- Born: Rommel Asagwara December 1, 1983 (age 42) Lagos State
- Education: Louis Pasteur University
- Website: www.conciergeladoctor.com

= Rommel Asagwara =

Nigerian physician (born 1983)

Rommel Asagwara also known as Dr. Rommel (born December 1, 1983) is a Nigerian-American medical doctor, entrepreneur and actor. He is the founder of Concierge LA Doctor for telehealth and in-home concierge medicine with its headquarters in California United States of America . In 2023, he featured on the Nigerian television series, The Real Housewives of Lagos.

== Background ==
Asagwara was born on December 1, 1983, in Lagos State, Nigeria. Later, he relocated to France where he spent part of his adolescent and early adult life. In 2014, he graduated from the Louis Pasteur University, France with a Doctor of Medicine.

== Career ==
Asagwara served as a resident physician in General Medicine at the Pitie Salpetriere Hospital in Paris, France, and later, Sud Francilien Hospital. In 2016, he became a resident physician at the University of Kansas Medical Center, Kansas City, United States.

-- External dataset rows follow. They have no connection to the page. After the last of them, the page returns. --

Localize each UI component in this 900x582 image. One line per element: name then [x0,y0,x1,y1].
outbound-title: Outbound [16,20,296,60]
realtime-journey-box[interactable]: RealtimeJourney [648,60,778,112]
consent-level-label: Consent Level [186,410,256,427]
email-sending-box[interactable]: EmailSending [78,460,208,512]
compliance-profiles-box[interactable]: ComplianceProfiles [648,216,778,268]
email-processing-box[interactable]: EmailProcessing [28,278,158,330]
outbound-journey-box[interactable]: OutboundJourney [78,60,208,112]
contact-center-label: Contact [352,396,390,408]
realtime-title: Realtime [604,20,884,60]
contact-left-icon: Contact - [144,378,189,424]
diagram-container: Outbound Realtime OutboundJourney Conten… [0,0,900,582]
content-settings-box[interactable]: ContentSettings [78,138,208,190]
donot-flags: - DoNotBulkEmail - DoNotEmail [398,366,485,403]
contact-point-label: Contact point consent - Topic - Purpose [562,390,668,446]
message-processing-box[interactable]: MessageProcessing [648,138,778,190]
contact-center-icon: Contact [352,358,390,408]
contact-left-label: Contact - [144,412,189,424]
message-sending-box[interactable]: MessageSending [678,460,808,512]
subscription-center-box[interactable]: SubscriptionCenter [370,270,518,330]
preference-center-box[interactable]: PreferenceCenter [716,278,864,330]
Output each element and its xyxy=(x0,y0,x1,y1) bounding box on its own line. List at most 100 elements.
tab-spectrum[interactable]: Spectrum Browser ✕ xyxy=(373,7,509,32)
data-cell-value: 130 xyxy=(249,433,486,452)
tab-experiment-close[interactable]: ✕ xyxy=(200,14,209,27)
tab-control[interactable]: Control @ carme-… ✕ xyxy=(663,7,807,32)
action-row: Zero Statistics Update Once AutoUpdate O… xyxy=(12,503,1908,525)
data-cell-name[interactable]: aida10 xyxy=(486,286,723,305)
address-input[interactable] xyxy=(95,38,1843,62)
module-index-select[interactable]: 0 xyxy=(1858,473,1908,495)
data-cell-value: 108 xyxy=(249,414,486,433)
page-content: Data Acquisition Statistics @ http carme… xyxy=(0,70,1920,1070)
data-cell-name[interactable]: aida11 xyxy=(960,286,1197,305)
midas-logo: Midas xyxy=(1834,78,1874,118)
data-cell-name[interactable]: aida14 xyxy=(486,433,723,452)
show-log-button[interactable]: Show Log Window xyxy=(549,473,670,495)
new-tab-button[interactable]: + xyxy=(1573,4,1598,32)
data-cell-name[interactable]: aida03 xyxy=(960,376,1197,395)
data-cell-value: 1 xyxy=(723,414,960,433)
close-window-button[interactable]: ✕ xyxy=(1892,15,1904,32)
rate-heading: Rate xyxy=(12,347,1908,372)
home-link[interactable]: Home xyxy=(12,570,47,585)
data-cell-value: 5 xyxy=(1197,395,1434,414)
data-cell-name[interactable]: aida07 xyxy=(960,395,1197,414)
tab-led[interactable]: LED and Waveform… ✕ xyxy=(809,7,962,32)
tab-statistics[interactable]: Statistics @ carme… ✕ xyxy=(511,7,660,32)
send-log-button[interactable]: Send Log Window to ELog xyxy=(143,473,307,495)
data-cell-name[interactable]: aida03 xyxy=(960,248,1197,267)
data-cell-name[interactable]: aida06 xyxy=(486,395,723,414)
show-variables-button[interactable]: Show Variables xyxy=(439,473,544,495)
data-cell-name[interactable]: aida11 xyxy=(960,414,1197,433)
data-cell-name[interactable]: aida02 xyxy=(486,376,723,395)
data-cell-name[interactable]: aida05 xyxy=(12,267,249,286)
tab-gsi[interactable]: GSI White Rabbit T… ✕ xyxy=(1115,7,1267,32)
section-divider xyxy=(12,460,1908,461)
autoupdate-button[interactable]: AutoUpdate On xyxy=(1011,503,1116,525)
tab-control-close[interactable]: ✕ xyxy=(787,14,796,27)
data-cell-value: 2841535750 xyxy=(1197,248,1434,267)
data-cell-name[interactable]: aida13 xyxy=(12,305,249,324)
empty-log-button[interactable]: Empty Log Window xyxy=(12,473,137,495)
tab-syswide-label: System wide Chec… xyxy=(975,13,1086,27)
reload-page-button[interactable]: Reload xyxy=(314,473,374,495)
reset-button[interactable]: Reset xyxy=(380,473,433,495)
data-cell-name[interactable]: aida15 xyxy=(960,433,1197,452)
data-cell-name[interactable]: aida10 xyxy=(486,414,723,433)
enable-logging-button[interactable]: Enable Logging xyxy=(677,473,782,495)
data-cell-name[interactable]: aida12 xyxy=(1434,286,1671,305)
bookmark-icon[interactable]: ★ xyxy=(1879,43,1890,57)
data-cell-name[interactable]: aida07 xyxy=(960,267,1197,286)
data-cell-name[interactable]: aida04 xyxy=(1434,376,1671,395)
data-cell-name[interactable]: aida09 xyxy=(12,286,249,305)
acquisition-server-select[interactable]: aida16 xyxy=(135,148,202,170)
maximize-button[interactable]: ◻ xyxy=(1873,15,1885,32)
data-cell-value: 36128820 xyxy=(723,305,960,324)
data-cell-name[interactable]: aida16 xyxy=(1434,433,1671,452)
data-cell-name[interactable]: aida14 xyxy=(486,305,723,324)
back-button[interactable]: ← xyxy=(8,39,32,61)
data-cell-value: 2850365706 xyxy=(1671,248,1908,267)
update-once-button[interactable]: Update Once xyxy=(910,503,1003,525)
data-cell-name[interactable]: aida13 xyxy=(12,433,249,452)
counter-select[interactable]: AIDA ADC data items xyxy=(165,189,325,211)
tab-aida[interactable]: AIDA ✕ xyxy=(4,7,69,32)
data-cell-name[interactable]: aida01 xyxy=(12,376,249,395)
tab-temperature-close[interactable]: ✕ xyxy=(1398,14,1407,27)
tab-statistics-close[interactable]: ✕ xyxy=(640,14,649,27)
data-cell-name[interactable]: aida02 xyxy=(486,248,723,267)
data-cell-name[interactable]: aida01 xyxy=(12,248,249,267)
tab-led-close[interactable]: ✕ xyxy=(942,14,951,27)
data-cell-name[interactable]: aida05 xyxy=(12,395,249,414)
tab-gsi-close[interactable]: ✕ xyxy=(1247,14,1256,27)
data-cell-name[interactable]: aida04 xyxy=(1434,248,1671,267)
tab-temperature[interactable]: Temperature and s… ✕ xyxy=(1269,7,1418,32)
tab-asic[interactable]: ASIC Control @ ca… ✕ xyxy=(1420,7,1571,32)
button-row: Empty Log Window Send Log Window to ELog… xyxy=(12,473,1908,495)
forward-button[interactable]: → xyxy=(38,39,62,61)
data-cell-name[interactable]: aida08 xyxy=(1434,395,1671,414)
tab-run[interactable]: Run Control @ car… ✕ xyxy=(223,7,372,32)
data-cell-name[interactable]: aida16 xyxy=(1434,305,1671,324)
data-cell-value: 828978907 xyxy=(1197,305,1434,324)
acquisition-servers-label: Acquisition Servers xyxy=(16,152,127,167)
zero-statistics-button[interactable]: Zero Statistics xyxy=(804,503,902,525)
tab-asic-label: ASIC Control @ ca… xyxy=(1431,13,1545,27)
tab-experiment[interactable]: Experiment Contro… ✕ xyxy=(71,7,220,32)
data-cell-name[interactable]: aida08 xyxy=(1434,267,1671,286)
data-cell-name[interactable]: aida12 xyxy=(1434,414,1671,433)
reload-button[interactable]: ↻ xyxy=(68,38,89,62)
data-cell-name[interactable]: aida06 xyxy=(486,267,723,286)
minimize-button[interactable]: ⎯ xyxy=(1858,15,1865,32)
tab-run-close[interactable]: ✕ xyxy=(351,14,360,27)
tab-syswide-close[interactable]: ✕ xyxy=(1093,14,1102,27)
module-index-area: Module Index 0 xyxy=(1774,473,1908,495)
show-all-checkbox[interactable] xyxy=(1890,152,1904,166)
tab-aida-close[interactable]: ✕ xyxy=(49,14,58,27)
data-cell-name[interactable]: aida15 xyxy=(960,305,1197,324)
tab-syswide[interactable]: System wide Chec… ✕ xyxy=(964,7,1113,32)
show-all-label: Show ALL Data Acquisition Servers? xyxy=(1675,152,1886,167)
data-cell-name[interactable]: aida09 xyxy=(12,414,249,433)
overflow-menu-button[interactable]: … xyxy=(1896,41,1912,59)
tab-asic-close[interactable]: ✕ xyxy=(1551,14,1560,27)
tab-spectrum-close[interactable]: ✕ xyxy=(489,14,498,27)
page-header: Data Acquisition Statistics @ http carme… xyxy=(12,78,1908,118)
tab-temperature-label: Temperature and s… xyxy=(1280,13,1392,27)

In 2020, he founded Dream Weight Botox Clinic, a weight loss and cosmetic clinic. He is a member of the American Academy of Family Physicians and the American Board of Obesity Medicine.

In 2025, he moved to California where he founded Concierge LA Doctor providing in-home premium medical services to patients in the greater California area.

== Filmography ==
- The Real Housewives of Lagos (2023).